Heparin, warfarin, can cause cough in the chest or lung parenchyma.
Hydrochlorothiazide can cause acute exacerbation of interstitial pneumonia, non-cardiogenic pulmonary edema, which manifests as asthma, cough, wheezing and low fever several hours after administration.
5. Non-steroidal anti-inflammatory drugs:
It is characterized by subacute progressive dyspnea and dry cough that lasts for several weeks, and may have fever and wheezing.
6. Anti-allergic drugs:
Sodium cromoglycate can cause transient hypersensitivity, which is characterized by nasal congestion, cough, wheezing, bronchospasm, aggravation of existing asthma, pulmonary edema, pulmonary eosinophil exudation, allergic reaction, and severe death.
7. Antibacterial drugs:
It can cause pneumonia (acute, chronic, interstitial), manifested as difficulty breathing, dry cough, rash, fatigue, joint pain, chest pain, fever, lung wet rales, pleural effusion, cyanosis, high blood pressure Beep.

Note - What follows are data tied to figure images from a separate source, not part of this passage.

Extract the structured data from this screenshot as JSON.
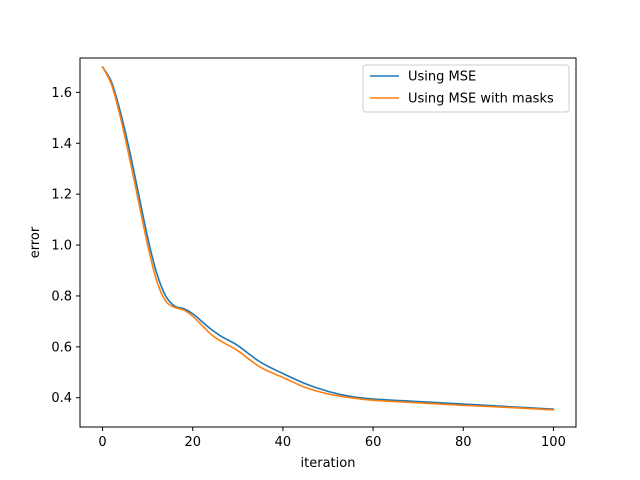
{
  "chart_data": {
    "type": "line",
    "title": "",
    "xlabel": "iteration",
    "ylabel": "error",
    "xlim": [
      -5,
      105
    ],
    "ylim": [
      0.285,
      1.735
    ],
    "xticks": [
      0,
      20,
      40,
      60,
      80,
      100
    ],
    "yticks": [
      0.4,
      0.6,
      0.8,
      1.0,
      1.2,
      1.4,
      1.6
    ],
    "grid": false,
    "legend_position": "top-right",
    "series": [
      {
        "name": "Using MSE",
        "color": "#1f77b4",
        "x": [
          0,
          2,
          4,
          6,
          8,
          10,
          12,
          14,
          16,
          18,
          20,
          22,
          24,
          26,
          28,
          30,
          35,
          40,
          45,
          50,
          55,
          60,
          70,
          80,
          90,
          100
        ],
        "y": [
          1.7,
          1.64,
          1.52,
          1.37,
          1.2,
          1.03,
          0.89,
          0.8,
          0.76,
          0.75,
          0.73,
          0.7,
          0.67,
          0.645,
          0.625,
          0.605,
          0.54,
          0.495,
          0.455,
          0.425,
          0.405,
          0.395,
          0.385,
          0.375,
          0.365,
          0.355
        ]
      },
      {
        "name": "Using MSE with masks",
        "color": "#ff7f0e",
        "x": [
          0,
          2,
          4,
          6,
          8,
          10,
          12,
          14,
          16,
          18,
          20,
          22,
          24,
          26,
          28,
          30,
          35,
          40,
          45,
          50,
          55,
          60,
          70,
          80,
          90,
          100
        ],
        "y": [
          1.7,
          1.63,
          1.5,
          1.34,
          1.17,
          1.0,
          0.86,
          0.78,
          0.755,
          0.745,
          0.72,
          0.685,
          0.65,
          0.625,
          0.605,
          0.585,
          0.52,
          0.48,
          0.44,
          0.415,
          0.4,
          0.39,
          0.38,
          0.37,
          0.362,
          0.352
        ]
      }
    ]
  }
}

8. Anti-tuberculosis drugs:
Sodium aminosalicylate can cause hypersensitivity reaction, which is characterized by fever, rash, headache, dry cough, wheezing, angioedema, eosinophilia, alveolar infiltration, lymphadenopathy, pleural effusion, The liver is big.

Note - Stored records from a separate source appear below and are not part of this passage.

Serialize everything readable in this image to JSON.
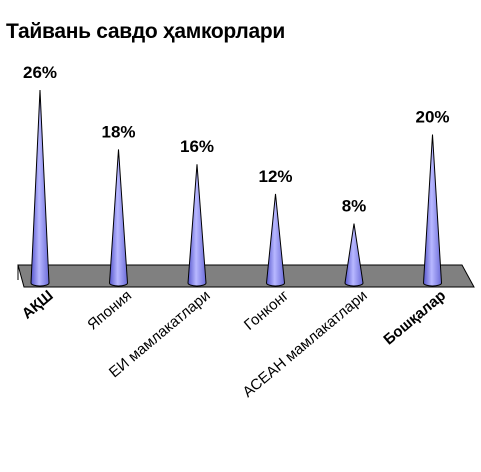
{
  "chart_data": {
    "type": "bar",
    "title": "Тайвань савдо ҳамкорлари",
    "categories": [
      "АҚШ",
      "Япония",
      "ЕИ мамлакатлари",
      "Гонконг",
      "АСЕАН мамлакатлари",
      "Бошқалар"
    ],
    "values": [
      26,
      18,
      16,
      12,
      8,
      20
    ],
    "unit": "%",
    "ylim": [
      0,
      26
    ],
    "grid": false,
    "legend": "none"
  },
  "colors": {
    "cone_fill": "#9999ff",
    "cone_stroke": "#000000",
    "floor_fill": "#808080"
  }
}
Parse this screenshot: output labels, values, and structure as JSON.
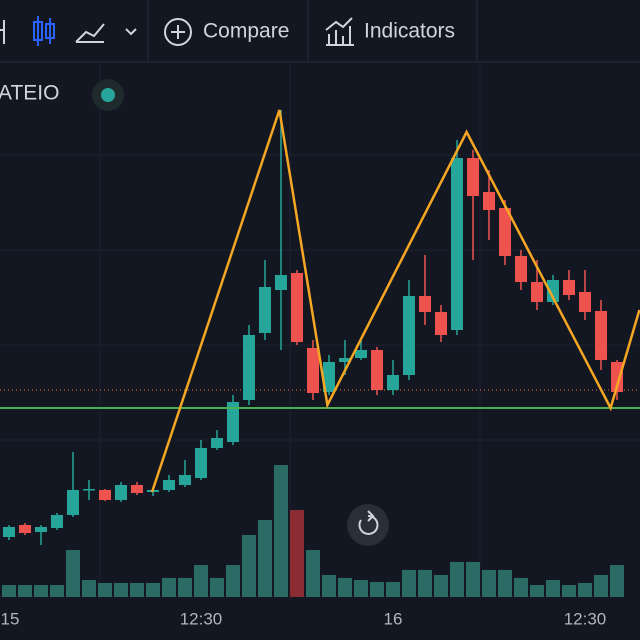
{
  "toolbar": {
    "compare": "Compare",
    "indicators": "Indicators"
  },
  "chart_data": {
    "type": "candlestick",
    "title": "ATEIO",
    "categories": [
      "15",
      null,
      null,
      null,
      null,
      null,
      null,
      null,
      null,
      null,
      null,
      null,
      "12:30",
      null,
      null,
      null,
      null,
      null,
      null,
      null,
      null,
      null,
      null,
      null,
      "16",
      null,
      null,
      null,
      null,
      null,
      null,
      null,
      null,
      null,
      null,
      null,
      "12:30",
      null,
      null
    ],
    "open": [
      6.3,
      7.5,
      6.8,
      7.2,
      8.5,
      11.0,
      11.0,
      10.0,
      11.5,
      10.8,
      11.0,
      11.5,
      12.2,
      15.2,
      15.8,
      20.0,
      26.7,
      31.0,
      32.7,
      25.2,
      20.8,
      23.8,
      24.2,
      25.0,
      21.0,
      22.5,
      30.4,
      28.8,
      27.0,
      44.2,
      40.8,
      39.2,
      34.4,
      31.8,
      29.8,
      32.0,
      30.8,
      28.9,
      23.8
    ],
    "high": [
      7.5,
      7.7,
      7.5,
      8.7,
      14.8,
      12.0,
      11.1,
      11.8,
      11.8,
      11.3,
      12.5,
      14.0,
      16.0,
      17.0,
      20.5,
      27.5,
      34.0,
      49.0,
      33.0,
      26.0,
      24.5,
      26.0,
      26.0,
      25.3,
      24.0,
      32.0,
      34.5,
      29.5,
      46.0,
      45.0,
      43.0,
      40.0,
      35.0,
      34.0,
      32.5,
      33.0,
      33.0,
      30.0,
      24.0
    ],
    "low": [
      6.0,
      6.5,
      5.5,
      7.0,
      8.3,
      10.0,
      9.9,
      9.8,
      10.5,
      10.4,
      10.8,
      11.3,
      12.0,
      15.0,
      15.5,
      19.5,
      26.0,
      25.0,
      25.5,
      20.0,
      20.5,
      22.5,
      24.0,
      20.5,
      20.5,
      22.0,
      27.5,
      25.8,
      26.5,
      34.0,
      36.0,
      33.5,
      31.0,
      29.0,
      29.5,
      30.0,
      28.0,
      23.0,
      20.0
    ],
    "close": [
      7.3,
      6.7,
      7.3,
      8.5,
      11.0,
      11.1,
      10.0,
      11.5,
      10.7,
      11.0,
      12.0,
      12.5,
      15.2,
      16.2,
      19.8,
      26.5,
      31.3,
      32.5,
      25.8,
      20.7,
      23.8,
      24.2,
      25.0,
      21.0,
      22.5,
      30.4,
      28.8,
      26.5,
      44.2,
      40.4,
      39.0,
      34.4,
      31.8,
      29.8,
      32.0,
      30.5,
      28.8,
      24.0,
      20.8
    ],
    "up_color": "#26a69a",
    "down_color": "#ef5350",
    "ylim": [
      0,
      56
    ],
    "volume": {
      "values": [
        12,
        12,
        12,
        12,
        47,
        17,
        14,
        14,
        14,
        14,
        19,
        19,
        32,
        19,
        32,
        62,
        77,
        132,
        87,
        47,
        22,
        19,
        17,
        15,
        15,
        27,
        27,
        22,
        35,
        35,
        27,
        27,
        19,
        12,
        17,
        12,
        14,
        22,
        32
      ],
      "colors": [
        "#2b6b65",
        "#2b6b65",
        "#2b6b65",
        "#2b6b65",
        "#2b6b65",
        "#2b6b65",
        "#2b6b65",
        "#2b6b65",
        "#2b6b65",
        "#2b6b65",
        "#2b6b65",
        "#2b6b65",
        "#2b6b65",
        "#2b6b65",
        "#2b6b65",
        "#2b6b65",
        "#2b6b65",
        "#2b6b65",
        "#8a2c32",
        "#2b6b65",
        "#2b6b65",
        "#2b6b65",
        "#2b6b65",
        "#2b6b65",
        "#2b6b65",
        "#2b6b65",
        "#2b6b65",
        "#2b6b65",
        "#2b6b65",
        "#2b6b65",
        "#2b6b65",
        "#2b6b65",
        "#2b6b65",
        "#2b6b65",
        "#2b6b65",
        "#2b6b65",
        "#2b6b65",
        "#2b6b65",
        "#2b6b65"
      ],
      "vlim": [
        0,
        140
      ]
    },
    "pattern": {
      "x": [
        8.94,
        16.9,
        19.9,
        28.6,
        37.6,
        39.4
      ],
      "values": [
        10.8,
        49.0,
        19.5,
        46.8,
        19.2,
        29.0
      ],
      "color": "#f5a623"
    },
    "support": {
      "value": 19.2,
      "color": "#4caf50"
    },
    "price_line": {
      "value": 21.0,
      "color": "#ef6c3a"
    }
  }
}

9. Anti-ulcerative colitis drugs:
Can cause cough, difficulty breathing, lung infiltration, peripheral acidic granulocyte elevation, fever, occlusive bronchiolitis, fibrotic alveolitis.
10. Antineoplastic drugs:
Can cause dry cough, difficulty breathing, fever, etc.
Mainly caused by cough, difficulty breathing, pleural thickening, pleural effusion and so on.
III. Treatment measures
1. Once the above drugs cause cough, stop the drug immediately and the cough may be terminated;
2. For stubborn cough, you can take glucocorticoids and anti-allergic drugs to relieve symptoms, and simply taking antitussives may not be effective;
3. Give ferrous sulfate 0.3g once to the dry cough caused by angiotensin-converting enzyme inhibitor, or give sodium cromolyn inhalation, and replace it with angiotensin II receptor blocker in severe cases;
4. Dextromethorphan and folcidine have stronger antitussive effect, and less adverse reactions, can be used for long-term cough.